§ 3286. Effect of merger
(a) When a merger takes effect:
(1) the separate existence of every partnership or limited partnership that is a party
to the merger, other than the surviving entity, ceases;
(2) all property owned by each of the merged partnerships or limited partnerships vests
in the surviving entity;
(3) all obligations of every partnership or limited partnership that is a party to the
merger become the obligations of the surviving entity; and
(4) an action or proceeding pending against a partnership or limited partnership that
is a party to the merger may be continued as if the merger had not occurred, or the
surviving entity may be substituted as a party to the action or proceeding.
(b) The Secretary of State of this State is the agent for service of process in an action
or proceeding against a surviving foreign partnership or limited partnership to enforce
an obligation of a domestic partnership or limited partnership that is a party to
a merger. The surviving entity shall promptly notify the Secretary of State of the
mailing address of its chief executive office and of any change of address. Upon receipt
of process, the Secretary of State shall mail a copy of the process to the surviving
foreign partnership or limited partnership.
(c) A partner of the surviving partnership or limited partnership is liable for:
(1) all obligations of a party to the merger for which the partner was personally liable
before the merger;
(2) all other obligations of the surviving entity incurred before the merger by a party
to the merger, but those obligations may be satisfied only out of property of the
entity; and
(3) except as otherwise provided in section 3226 of this title, all obligations of the surviving entity incurred after the merger takes effect,
but those obligations may be satisfied only out of property of the entity if the partner
is a limited partner.
(d) If the obligations incurred before the merger by a party to the merger are not satisfied
out of the property of the surviving partnership or limited partnership, the general
partners of that party immediately before the effective date of the merger shall contribute
the amount necessary to satisfy that party’s obligations to the surviving entity,
in the manner provided in section 3277 of this title, or in the Uniform Limited Partnership Act of the jurisdiction in which the party
was formed, as the case may be, as if the merged party were dissolved.

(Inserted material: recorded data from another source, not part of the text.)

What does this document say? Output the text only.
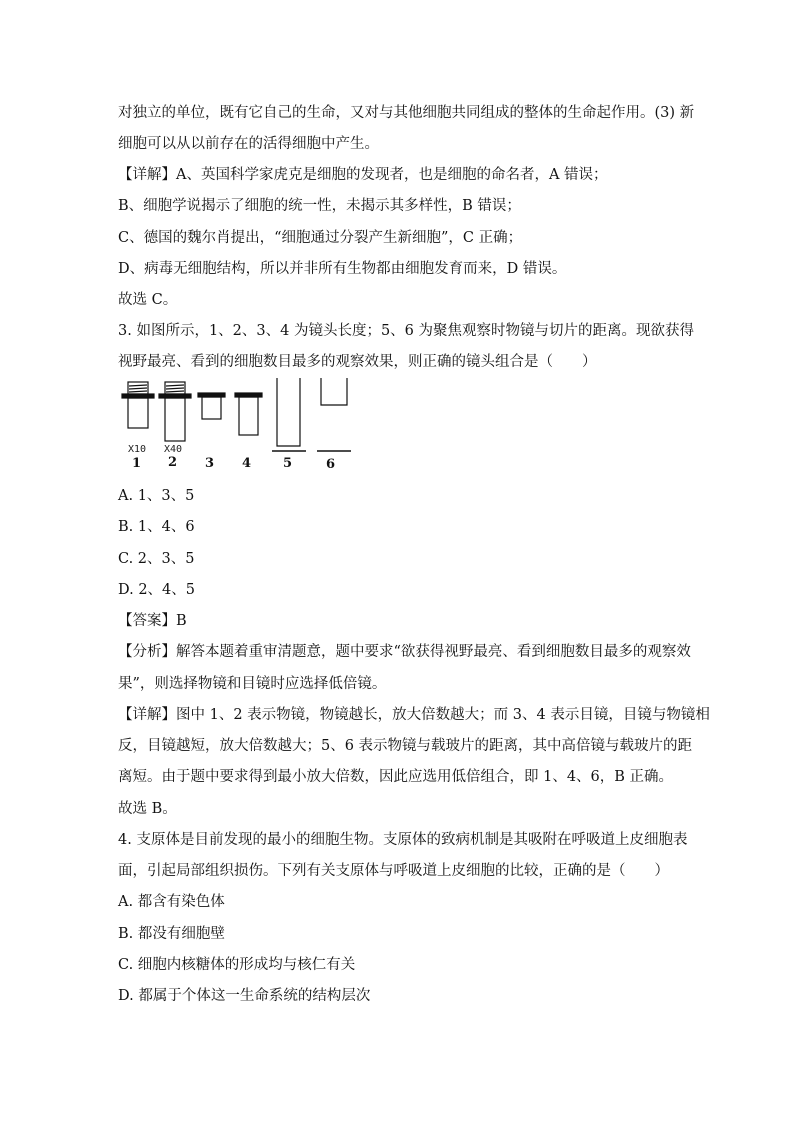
对独立的单位，既有它自己的生命，又对与其他细胞共同组成的整体的生命起作用。(3) 新
细胞可以从以前存在的活得细胞中产生。
【详解】A、英国科学家虎克是细胞的发现者，也是细胞的命名者，A 错误；
B、细胞学说揭示了细胞的统一性，未揭示其多样性，B 错误；
C、德国的魏尔肖提出，“细胞通过分裂产生新细胞”，C 正确；
D、病毒无细胞结构，所以并非所有生物都由细胞发育而来，D 错误。
故选 C。
3. 如图所示，1、2、3、4 为镜头长度；5、6 为聚焦观察时物镜与切片的距离。现欲获得
视野最亮、看到的细胞数目最多的观察效果，则正确的镜头组合是（　　）
X10 X40
1 2 3 4 5	6
A. 1、3、5
B. 1、4、6
C. 2、3、5
D. 2、4、5
【答案】B
【分析】解答本题着重审清题意，题中要求“欲获得视野最亮、看到细胞数目最多的观察效
果”，则选择物镜和目镜时应选择低倍镜。
【详解】图中 1、2 表示物镜，物镜越长，放大倍数越大；而 3、4 表示目镜，目镜与物镜相
反，目镜越短，放大倍数越大；5、6 表示物镜与载玻片的距离，其中高倍镜与载玻片的距
离短。由于题中要求得到最小放大倍数，因此应选用低倍组合，即 1、4、6，B 正确。
故选 B。
4. 支原体是目前发现的最小的细胞生物。支原体的致病机制是其吸附在呼吸道上皮细胞表
面，引起局部组织损伤。下列有关支原体与呼吸道上皮细胞的比较，正确的是（　　）
A. 都含有染色体
B. 都没有细胞壁
C. 细胞内核糖体的形成均与核仁有关
D. 都属于个体这一生命系统的结构层次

(e) A partner of a party to a merger who does not become a partner of the surviving partnership
or limited partnership is dissociated from the entity, of which that partner was a
partner, as of the date the merger takes effect. The surviving entity shall cause
the partner’s interest in the entity to be purchased under section 3261 of this title, or another statute specifically applicable to that partner’s interest with respect
to a merger. The surviving entity is bound under section 3262 of this title by an act of a general partner dissociated under this subsection, and the partner
is liable under section 3263 of this title for transactions entered into by the surviving entity after the merger takes effect. (Added 1997, No. 149 (Adj. Sess.), § 1, eff. Jan. 1, 1999.)